Just to be clear, this is a post about strategy — if you don’t know the actual grammar, or you have difficulty understanding when to use different types of transitions, it won’t save you. And if you fall into that category and are looking to do some last minute cramming, you should probably start with my complete SAT and ACT grammar rules.
But assuming you have a reasonable grasp of the actual content and do not regularly run out of time, this is the most important piece of advice I can offer you. It might not sound like much, but it can have very significant consequences; I’ve seen it affect students’ English scores by as many as three points.
So here goes: after you’ve finished an ACT English passage, stop and take a brief break (anywhere from 10-30 seconds) before you begin the next passage. Make yourself stop before every new passage, regardless of whether you feel tired, and even if you’re a feeling slightly concerned about time.
I realize that given the time constraints of the test, that might sound like very counter-intuitive advice, so here’s why:
I’ve looked at a lot of ACT score reports over the past eight or so years, and after seeing certain number of them, I started to noticed something interesting. Often, a student would miss at most a couple of English questions during the first half of the section, but during the second half, there would be a sharp drop-off in performance. In addition, there was frequently a cluster of incorrect answers right around #70, regardless of whether the student was running out of time.
After some puzzling over this oh-so-intriguing phenomenon, I had a light bulb moment. There was nothing inherently more difficult about passages 3-5, I realized; students were just getting tired. And when the end was in sight, their focus would disappear, and they would crash and burn.
Spending that length of time staring at all those tiny commas and semicolons and colons and periods could make anyone a little cuckoo, regardless of how well they knew the test.

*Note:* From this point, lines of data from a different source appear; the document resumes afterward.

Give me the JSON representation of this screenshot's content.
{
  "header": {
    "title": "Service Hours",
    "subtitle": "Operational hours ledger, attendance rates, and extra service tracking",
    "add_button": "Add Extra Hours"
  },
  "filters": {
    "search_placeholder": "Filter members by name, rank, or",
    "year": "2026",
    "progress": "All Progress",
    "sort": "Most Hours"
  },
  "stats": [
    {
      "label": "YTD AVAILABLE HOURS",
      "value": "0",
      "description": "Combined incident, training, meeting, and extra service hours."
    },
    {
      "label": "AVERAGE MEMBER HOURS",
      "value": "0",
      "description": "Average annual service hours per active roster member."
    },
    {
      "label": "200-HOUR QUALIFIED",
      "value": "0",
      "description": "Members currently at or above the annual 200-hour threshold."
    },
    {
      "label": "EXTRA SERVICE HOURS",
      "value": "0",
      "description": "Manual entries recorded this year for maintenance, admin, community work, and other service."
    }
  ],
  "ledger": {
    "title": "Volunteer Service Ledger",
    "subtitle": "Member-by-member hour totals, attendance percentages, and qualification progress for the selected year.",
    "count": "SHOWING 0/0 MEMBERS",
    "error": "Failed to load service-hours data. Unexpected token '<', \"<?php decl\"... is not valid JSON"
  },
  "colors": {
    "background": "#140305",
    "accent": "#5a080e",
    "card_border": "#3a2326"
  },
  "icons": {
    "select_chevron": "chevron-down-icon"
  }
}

Eventually, I came up with what seemed to be a reasonable solution: I asked students to start taking breaks between passages. Very short breaks, mind you, but breaks nonetheless.
Perhaps unsurprisingly, I encountered some pushback. Students felt that they were on a roll, that they would lose time, that they didn’t want to interrupt something that seemed to be working.
Those were entirely understandable objections. The problem was that when these students crashed straight through from question #1 to question #75, they always, always lost just a few extra points unnecessarily.
So I insisted: they had to force themselves to stop for even a few seconds, even if they didn’t feel tired. What’s more, they had to do it before every single passage — no skipping. The goal was to do everything possible to prevent the fatigue from accumulating to the point where it would start to affect their scores.
And it worked. Even if students resisted at first, they came around pretty easily once they saw that taking regular breaks got them from the consistent 29-30 range to the consistent 32-33 range.
Again, to reiterate: there is virtually no way to answer all 75 questions in an ACT English section without accumulating some degree of mental fatigue.
Even if you’re not aware that your brain is getting tired, trust me, it is. The change will be subtle at first, so subtle you probably won’t even be aware of it, but it will happen. Your reaction times will get a fraction of a second slower, and you will have to focus harder just to understand what each question is asking. You will also be more likely to miss key information that you would have noticed easily 30 minutes earlier.
If, on the other hand, you take a breather between passages, some of that mental clutter tends to dissipate. You’ll not only end the English section in better shape than you would have otherwise, but you’ll have more energy left for the rest of the exam.
So please, do yourself a favor. Stop for just a couple of seconds and let your mind reset. The ACT is a marathon, not a sprint, and you need to pace yourself accordingly. Close your eyes, look out the window, meditate… whatever. Just allow yourself that tiny mental break. It may seem like such a small thing, but it can have big consequences.